Sean und Michelle schauten einander an. Verlegen antwortete Sean: »Dann haben wir uns auf den Weg gemacht, um ein paar Spuren zu verfolgen.«

»Und Sie haben Viggie allein gelassen!«, platzte Alicia heraus. »Sie haben das Mädchen allein gelassen! Schon wieder!«

»Wir dachten, Sie wären hier«, erklärte Michelle.

Alicia warf die Papiere in die Luft. »Sie dachten, ich wäre hier? Wie hätte ich denn hier sein sollen, nachdem sie mir diesen Unsinn hier gegeben haben?« Sie atmete tief durch. »Ihr Aufpasser hätte Viggie eigentlich in die Schule bringen sollen.

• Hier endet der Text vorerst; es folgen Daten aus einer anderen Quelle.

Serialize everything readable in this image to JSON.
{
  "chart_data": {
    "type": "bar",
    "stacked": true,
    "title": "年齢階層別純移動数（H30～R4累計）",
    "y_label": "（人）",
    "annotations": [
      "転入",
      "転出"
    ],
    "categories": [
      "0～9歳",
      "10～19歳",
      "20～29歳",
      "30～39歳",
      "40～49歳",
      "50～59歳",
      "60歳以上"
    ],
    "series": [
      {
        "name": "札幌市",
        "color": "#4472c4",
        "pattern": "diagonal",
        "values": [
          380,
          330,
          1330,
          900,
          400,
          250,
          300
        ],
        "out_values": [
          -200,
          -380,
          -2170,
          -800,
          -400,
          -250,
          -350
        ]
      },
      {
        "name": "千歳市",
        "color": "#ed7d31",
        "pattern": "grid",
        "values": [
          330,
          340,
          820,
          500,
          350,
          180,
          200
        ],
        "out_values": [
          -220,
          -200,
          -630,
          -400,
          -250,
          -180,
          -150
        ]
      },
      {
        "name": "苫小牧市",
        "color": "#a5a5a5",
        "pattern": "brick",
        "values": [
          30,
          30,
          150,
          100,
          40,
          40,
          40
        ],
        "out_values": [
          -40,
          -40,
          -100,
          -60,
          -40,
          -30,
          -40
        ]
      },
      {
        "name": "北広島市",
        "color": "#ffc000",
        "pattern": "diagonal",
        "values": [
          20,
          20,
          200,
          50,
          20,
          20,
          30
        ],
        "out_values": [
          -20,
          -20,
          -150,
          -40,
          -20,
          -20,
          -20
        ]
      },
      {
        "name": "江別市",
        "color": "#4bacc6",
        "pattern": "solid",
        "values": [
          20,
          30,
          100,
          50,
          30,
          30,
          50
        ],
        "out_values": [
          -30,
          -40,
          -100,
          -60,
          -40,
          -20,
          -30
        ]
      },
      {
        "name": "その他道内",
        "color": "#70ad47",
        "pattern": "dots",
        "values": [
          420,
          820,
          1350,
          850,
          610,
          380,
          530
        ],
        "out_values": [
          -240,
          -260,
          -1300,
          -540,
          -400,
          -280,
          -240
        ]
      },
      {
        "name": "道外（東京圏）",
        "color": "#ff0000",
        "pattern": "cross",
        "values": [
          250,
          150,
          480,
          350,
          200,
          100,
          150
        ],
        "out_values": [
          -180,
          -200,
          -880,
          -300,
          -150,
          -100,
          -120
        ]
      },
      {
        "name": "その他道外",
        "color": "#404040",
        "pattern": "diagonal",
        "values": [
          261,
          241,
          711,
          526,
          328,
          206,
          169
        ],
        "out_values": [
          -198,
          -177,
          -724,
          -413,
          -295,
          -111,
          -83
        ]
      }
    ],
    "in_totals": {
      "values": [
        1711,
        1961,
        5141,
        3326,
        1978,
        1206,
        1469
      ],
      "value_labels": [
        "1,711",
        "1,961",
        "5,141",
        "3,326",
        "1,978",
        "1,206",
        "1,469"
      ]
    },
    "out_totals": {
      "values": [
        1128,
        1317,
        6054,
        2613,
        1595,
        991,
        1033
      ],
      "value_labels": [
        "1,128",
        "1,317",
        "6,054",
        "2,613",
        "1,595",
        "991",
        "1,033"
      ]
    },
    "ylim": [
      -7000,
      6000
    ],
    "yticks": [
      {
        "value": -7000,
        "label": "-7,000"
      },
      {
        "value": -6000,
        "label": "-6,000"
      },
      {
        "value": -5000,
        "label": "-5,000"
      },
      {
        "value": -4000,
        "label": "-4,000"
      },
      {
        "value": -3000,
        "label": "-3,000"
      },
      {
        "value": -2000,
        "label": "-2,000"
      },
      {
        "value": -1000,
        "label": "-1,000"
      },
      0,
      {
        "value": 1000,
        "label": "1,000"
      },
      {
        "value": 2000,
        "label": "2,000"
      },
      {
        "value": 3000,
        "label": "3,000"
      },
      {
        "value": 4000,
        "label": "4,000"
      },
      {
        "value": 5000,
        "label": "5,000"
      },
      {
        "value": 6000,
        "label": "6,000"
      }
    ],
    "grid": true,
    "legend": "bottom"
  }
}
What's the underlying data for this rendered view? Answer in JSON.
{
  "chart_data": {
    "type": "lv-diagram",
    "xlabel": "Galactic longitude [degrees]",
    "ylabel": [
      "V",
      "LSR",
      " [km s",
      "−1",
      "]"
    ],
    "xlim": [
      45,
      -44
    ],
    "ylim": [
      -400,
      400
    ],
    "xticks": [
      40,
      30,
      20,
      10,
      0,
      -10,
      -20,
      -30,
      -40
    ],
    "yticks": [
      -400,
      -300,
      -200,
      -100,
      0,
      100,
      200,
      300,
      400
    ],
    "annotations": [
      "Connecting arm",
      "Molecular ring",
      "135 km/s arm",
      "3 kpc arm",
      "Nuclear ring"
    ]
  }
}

Ich habe einen neuen Mitarbeiter beantragt, nachdem dieser Trottel sie verloren hat, woraufhin sie beinahe ertrunken wäre.«

Sean schaute Alicia neugierig an. »Wen haben Sie denn um diesen Wachmann gebeten?«

»Champ.«

Michelle sagte: »Champ hat mich um neun Uhr heute Morgen für den Flug abgeholt.«

»Wovon reden Sie? Was für ein Flug?«, fragte Alicia wütend.

»Beruhigen Sie sich, Alicia. Viggie ist vielleicht von selbst weggegangen«, sagte Sean.

»Und was ist das letzte Mal geschehen, als sie das getan hat?«

»Sie hat recht, Sean. Ich werde am Fluss nachsehen.«

»Und ich lasse die Anlage vom Sicherheitsdienst durchkämmen«, sagte Sean.

Sean und Michelle gingen eilig hinaus, während Alicia hilflos auf die Papiere starrte, die sie auf den Boden geworfen hatte.